A Hopf algebra is an example of an object called a Hopf monoid, which you can define in any symmetric monoidal category. If you have a look at the definition, it looks almost exactly like the definition of a group object, but with tensor products instead of the usual products, and with compatible comultiplication.

However, in any category with products, every object automatically comes with a comultiplication given by the diagonal map, and every monoid object is canonically a bimonoid. Thus, if you consider the category of sets with the Cartesian product as the monoidal product, then a Hopf monoid in the category of sets is precisely a group, and the antipode map is just the inverse map $g \mapsto g^{-1}$ of the group! Similarly Hopf monoids in the category of smooth manifolds are precisely Lie groups.
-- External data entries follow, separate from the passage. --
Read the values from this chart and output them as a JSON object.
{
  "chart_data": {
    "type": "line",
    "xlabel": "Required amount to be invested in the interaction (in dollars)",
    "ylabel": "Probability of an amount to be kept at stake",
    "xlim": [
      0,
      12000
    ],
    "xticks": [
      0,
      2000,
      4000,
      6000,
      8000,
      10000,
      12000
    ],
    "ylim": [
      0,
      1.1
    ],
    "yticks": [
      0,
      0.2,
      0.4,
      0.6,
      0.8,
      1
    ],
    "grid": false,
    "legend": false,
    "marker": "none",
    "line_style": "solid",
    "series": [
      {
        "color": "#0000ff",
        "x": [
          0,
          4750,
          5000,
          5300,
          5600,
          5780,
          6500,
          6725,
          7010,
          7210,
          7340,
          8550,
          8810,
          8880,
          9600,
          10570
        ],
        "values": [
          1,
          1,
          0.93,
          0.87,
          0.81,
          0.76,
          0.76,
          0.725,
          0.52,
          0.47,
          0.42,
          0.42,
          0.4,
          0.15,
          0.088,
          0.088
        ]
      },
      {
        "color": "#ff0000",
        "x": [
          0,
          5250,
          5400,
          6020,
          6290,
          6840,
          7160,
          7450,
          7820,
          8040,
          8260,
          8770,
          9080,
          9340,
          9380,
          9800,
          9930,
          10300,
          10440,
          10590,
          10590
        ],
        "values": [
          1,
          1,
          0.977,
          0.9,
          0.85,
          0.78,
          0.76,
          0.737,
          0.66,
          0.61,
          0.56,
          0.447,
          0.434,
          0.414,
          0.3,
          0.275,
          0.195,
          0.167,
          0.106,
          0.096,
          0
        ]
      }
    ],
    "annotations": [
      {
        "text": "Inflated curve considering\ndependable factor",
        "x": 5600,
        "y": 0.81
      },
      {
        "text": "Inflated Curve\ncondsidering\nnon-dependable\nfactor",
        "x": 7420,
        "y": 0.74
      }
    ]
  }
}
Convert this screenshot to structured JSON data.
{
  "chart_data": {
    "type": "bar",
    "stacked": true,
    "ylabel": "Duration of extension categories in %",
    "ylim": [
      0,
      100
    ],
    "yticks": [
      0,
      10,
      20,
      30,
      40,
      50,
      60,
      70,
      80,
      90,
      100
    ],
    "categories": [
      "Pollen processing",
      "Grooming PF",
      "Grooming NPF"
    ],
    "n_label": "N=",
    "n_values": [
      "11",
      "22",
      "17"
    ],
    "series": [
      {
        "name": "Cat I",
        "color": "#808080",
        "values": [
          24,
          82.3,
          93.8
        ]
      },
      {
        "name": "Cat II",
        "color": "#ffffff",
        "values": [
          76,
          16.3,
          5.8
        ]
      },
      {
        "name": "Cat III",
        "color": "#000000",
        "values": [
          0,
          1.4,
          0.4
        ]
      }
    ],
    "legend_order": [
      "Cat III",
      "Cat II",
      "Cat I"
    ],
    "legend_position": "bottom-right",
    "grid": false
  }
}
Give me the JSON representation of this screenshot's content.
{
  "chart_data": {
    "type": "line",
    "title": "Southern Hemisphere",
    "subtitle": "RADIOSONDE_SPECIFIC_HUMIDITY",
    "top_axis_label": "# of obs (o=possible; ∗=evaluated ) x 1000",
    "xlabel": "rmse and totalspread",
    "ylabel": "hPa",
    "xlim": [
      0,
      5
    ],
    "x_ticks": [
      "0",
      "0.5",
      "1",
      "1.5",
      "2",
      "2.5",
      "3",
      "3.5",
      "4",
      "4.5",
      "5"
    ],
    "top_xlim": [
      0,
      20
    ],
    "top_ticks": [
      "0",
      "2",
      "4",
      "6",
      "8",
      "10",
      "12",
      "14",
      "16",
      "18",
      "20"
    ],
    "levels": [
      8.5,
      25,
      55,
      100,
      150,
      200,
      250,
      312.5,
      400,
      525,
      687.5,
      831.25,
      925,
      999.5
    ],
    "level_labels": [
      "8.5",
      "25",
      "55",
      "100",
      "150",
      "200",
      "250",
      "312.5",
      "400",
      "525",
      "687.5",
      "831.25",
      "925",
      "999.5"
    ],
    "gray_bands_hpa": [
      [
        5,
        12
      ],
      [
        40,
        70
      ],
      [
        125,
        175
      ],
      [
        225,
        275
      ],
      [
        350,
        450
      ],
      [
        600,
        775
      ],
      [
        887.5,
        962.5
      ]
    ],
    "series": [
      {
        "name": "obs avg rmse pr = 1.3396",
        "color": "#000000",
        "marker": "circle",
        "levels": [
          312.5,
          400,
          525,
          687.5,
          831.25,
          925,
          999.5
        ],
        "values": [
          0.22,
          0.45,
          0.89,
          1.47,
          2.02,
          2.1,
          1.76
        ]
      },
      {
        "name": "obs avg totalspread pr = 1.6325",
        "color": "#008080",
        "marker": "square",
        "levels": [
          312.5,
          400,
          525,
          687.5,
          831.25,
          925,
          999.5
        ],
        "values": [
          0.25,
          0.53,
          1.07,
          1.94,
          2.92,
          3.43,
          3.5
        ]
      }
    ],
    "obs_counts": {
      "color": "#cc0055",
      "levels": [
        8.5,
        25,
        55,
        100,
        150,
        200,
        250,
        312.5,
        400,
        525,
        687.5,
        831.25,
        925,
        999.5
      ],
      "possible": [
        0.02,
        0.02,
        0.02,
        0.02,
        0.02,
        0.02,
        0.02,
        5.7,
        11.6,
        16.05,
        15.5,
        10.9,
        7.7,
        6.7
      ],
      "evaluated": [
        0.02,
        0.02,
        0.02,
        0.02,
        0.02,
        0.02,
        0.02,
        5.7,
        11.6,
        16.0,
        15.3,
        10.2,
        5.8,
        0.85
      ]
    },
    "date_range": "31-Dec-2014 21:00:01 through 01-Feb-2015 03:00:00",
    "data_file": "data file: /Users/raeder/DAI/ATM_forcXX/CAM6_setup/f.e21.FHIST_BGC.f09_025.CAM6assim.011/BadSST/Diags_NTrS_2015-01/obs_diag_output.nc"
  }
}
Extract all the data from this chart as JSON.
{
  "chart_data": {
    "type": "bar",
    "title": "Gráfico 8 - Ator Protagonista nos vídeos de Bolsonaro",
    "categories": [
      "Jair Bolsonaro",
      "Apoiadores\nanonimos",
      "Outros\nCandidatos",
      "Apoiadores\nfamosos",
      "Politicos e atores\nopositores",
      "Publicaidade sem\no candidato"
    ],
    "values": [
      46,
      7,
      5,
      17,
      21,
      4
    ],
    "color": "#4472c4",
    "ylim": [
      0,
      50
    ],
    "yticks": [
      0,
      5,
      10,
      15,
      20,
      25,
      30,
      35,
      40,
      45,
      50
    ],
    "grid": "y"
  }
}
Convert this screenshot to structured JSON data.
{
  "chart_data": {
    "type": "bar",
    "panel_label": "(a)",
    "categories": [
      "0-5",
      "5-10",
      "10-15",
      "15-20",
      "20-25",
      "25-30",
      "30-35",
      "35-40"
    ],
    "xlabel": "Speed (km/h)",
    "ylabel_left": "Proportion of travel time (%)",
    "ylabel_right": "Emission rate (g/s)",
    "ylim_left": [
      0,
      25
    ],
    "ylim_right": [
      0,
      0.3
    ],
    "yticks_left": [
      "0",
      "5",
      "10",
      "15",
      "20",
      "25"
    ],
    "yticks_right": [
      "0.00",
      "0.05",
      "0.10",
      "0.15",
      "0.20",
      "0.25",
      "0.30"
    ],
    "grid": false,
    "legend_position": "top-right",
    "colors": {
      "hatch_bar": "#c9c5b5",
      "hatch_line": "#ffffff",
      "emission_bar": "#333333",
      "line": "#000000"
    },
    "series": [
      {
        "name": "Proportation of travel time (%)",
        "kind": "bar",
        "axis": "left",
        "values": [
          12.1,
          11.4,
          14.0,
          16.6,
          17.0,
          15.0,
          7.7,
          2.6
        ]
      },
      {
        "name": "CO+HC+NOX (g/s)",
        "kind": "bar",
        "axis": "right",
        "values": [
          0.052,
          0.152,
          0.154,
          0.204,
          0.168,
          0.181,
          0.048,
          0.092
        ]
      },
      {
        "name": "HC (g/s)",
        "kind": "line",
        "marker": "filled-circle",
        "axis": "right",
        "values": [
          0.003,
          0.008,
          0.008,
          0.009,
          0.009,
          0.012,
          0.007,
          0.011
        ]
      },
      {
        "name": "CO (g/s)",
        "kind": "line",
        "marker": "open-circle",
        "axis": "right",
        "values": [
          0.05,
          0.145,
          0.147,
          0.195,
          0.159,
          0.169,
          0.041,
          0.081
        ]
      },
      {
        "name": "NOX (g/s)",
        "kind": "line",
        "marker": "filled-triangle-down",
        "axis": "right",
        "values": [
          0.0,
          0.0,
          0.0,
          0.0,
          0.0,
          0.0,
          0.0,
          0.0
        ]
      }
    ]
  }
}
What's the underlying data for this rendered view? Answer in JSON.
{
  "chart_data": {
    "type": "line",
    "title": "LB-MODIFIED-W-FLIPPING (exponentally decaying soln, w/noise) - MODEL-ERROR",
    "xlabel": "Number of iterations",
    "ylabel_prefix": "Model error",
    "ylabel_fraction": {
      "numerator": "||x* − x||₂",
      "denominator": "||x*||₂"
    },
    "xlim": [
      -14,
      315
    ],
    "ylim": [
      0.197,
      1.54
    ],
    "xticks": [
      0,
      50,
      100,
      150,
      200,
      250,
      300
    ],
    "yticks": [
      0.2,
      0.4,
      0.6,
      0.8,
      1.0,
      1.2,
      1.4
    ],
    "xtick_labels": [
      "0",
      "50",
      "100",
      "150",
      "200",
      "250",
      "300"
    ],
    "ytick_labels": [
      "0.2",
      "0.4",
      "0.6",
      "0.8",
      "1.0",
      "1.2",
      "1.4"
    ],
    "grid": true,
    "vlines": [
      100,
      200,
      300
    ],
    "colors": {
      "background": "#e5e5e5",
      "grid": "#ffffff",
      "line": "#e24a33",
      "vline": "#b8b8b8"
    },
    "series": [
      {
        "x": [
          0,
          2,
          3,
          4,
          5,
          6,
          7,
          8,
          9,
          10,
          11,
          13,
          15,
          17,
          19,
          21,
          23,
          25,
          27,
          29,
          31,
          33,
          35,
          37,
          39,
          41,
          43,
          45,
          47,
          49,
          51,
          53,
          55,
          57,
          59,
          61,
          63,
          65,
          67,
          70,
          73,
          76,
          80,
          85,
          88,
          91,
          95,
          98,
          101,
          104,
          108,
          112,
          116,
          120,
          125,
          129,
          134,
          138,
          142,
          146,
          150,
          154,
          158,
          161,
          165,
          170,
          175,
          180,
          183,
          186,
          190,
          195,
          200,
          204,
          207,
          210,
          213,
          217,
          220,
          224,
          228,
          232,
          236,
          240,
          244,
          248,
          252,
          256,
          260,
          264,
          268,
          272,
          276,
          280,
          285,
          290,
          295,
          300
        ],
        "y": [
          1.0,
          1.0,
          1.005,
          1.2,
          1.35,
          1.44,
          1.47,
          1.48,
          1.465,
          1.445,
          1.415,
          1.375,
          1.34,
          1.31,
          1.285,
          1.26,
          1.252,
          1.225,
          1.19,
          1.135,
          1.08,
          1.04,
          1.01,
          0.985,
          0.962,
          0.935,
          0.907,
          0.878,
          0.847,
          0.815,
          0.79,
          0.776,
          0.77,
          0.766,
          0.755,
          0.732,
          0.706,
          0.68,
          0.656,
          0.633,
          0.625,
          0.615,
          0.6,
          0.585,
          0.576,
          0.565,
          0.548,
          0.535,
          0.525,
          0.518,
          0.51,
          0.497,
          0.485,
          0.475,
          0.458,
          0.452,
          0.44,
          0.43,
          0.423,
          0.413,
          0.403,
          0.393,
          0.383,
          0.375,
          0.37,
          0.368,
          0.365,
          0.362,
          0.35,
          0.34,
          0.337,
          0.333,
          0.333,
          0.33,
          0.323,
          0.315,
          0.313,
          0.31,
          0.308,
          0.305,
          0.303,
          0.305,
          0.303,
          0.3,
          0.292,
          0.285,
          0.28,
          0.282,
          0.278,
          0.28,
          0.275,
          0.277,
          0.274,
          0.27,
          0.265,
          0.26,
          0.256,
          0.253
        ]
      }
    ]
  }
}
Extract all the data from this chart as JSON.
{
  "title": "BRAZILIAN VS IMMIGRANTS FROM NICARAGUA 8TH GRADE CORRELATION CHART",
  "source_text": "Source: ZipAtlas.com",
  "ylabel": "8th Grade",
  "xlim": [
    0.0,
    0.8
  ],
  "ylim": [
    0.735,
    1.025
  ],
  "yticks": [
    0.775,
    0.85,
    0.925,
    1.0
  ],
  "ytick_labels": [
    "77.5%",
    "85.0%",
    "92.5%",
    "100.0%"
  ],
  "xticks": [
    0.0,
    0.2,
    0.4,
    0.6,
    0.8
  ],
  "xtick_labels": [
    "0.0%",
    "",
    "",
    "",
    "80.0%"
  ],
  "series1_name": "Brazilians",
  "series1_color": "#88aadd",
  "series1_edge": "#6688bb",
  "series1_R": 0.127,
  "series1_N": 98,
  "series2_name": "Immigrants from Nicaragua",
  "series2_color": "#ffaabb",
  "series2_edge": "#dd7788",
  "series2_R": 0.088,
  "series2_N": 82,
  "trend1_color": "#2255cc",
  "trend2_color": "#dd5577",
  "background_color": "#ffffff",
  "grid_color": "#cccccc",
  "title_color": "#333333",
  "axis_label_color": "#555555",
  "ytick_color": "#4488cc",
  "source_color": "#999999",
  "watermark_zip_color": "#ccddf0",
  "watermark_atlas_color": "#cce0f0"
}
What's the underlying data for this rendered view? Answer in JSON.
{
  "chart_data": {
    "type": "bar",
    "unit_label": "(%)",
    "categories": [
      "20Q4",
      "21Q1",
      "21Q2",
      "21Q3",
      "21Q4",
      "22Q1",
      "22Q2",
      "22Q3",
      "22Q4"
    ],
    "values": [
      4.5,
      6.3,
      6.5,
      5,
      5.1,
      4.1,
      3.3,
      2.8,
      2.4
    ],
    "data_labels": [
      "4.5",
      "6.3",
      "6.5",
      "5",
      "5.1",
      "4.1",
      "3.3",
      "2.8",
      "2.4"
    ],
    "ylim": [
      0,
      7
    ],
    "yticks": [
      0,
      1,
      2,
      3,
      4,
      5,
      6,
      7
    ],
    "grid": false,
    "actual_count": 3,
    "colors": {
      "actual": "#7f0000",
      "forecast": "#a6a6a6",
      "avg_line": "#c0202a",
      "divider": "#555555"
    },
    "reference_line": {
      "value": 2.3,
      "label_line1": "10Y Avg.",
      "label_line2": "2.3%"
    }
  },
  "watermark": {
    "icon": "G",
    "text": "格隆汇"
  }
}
In the category of $R$-modules ($R$ commutative) with the usual tensor product, a Hopf monoid is just a Hopf algebra. So Hopf algebras are really like "groups" in the category of $R$-modules, and the antipode should be thought of as being like the group inverse.

From the point of view of representation theory, the antipode is essential because it allows you to form the dual representation (just as the antipode=inversion for group representations). This is why, for instance, Lie algebras have dual reps: the universal enveloping algebra is a Hopf algebra!

As an aside: thinking about groups as Hopf monoids in the category of sets is very convenient, because it immediately follows that the tensor algebra $T(V)$ of an $R$-module $V$ is a Hopf algebra, and so is the group ring $R[G]$ of a group $G$.